Exactly how and where protests will be allowed is being determined. While the city said it intends to provide opportunities for exercise of free speech, it also has accommodated requests for city, state and federal use of several public areas to stage emergency vehicles. Those areas include Ala Moana Beach Park, Ala Wai Promenade, Ala Wai Community Park, Ala Wai Golf Clubhouse, Kapiolani Park and Kamokila Community Park.
A city spokeswoman said all of the plans for using the park areas are awaiting final approval and could change based on the needs of law enforcement and security for APEC.
At least one group, World Can't Wait-Hawaii, had requested a permit to gather at the Ala Wai Promenade, where it demonstrated during the 2001 ADB conference. After initially being denied a permit, the group reached an agreement — with the intervention of the American Civil Liberties Union of Hawaii — to access part of the promenade that will be shared with law enforcement.

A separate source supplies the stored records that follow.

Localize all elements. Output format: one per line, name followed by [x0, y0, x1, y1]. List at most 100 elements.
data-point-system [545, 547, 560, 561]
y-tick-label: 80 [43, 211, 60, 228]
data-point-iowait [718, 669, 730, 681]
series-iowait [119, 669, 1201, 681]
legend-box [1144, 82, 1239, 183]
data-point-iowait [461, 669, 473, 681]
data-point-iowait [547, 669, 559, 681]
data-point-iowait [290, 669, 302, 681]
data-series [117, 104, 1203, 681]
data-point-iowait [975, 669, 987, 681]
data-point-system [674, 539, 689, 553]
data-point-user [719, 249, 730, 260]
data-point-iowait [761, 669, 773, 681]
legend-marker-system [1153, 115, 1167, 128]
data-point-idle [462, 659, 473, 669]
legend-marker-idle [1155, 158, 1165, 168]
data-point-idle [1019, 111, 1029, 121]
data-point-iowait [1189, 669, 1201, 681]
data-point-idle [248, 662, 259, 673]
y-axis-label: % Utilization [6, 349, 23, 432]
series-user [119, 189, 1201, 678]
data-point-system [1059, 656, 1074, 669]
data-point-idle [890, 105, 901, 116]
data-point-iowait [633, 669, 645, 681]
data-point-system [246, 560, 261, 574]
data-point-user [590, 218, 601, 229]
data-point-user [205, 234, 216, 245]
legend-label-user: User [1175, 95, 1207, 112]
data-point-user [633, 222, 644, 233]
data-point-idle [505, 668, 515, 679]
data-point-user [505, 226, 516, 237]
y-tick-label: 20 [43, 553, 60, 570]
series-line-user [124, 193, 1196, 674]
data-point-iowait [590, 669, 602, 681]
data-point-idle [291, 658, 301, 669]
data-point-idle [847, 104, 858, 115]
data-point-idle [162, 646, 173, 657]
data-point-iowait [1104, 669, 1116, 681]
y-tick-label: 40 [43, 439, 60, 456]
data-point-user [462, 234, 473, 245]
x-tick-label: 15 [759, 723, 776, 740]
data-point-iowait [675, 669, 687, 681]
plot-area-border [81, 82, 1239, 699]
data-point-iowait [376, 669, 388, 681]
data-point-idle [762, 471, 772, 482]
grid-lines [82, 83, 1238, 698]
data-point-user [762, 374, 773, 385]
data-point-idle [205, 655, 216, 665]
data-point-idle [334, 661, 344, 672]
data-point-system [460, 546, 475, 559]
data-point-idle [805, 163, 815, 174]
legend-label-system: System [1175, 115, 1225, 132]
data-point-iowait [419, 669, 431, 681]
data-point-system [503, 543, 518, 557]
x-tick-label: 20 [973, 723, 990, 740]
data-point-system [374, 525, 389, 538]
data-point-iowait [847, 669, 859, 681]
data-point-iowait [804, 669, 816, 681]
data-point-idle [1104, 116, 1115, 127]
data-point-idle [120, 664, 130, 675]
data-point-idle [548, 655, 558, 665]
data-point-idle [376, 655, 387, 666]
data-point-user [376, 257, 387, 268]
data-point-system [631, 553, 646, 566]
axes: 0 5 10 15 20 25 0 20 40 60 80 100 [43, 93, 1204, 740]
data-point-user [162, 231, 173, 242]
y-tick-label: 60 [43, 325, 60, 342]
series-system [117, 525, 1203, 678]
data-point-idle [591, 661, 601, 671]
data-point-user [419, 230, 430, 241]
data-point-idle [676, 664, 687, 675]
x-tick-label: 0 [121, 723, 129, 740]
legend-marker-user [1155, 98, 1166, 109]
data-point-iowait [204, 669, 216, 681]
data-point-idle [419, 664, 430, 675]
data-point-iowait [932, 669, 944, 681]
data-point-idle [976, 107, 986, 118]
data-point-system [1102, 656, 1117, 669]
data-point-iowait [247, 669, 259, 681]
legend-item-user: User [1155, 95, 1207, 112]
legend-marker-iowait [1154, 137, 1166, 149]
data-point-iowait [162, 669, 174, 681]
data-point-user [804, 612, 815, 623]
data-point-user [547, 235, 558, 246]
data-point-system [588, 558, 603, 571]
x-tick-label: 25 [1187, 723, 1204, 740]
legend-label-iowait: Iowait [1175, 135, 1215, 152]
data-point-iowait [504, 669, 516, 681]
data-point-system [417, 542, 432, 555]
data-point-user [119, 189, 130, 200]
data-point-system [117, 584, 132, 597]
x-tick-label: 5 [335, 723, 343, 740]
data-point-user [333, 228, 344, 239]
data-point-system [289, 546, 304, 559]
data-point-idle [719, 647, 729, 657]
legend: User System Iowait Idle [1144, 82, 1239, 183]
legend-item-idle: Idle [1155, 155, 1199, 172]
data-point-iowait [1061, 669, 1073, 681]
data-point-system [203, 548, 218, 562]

The ACLU says it is working with the city on giving the public more notice on what parks are available for use. "A lot of uncertainly remains because the secure zones have not yet been announced," Vanessa Chong, executive director of the ACLU-Hawaii, said in an email. "Once we know, the ACLU will determine whether they adequately protect the right to free speech and will be ready to take necessary action."
She added that the ACLU is so far "encouraged by the commitment" of government officials to respect free-speech rights.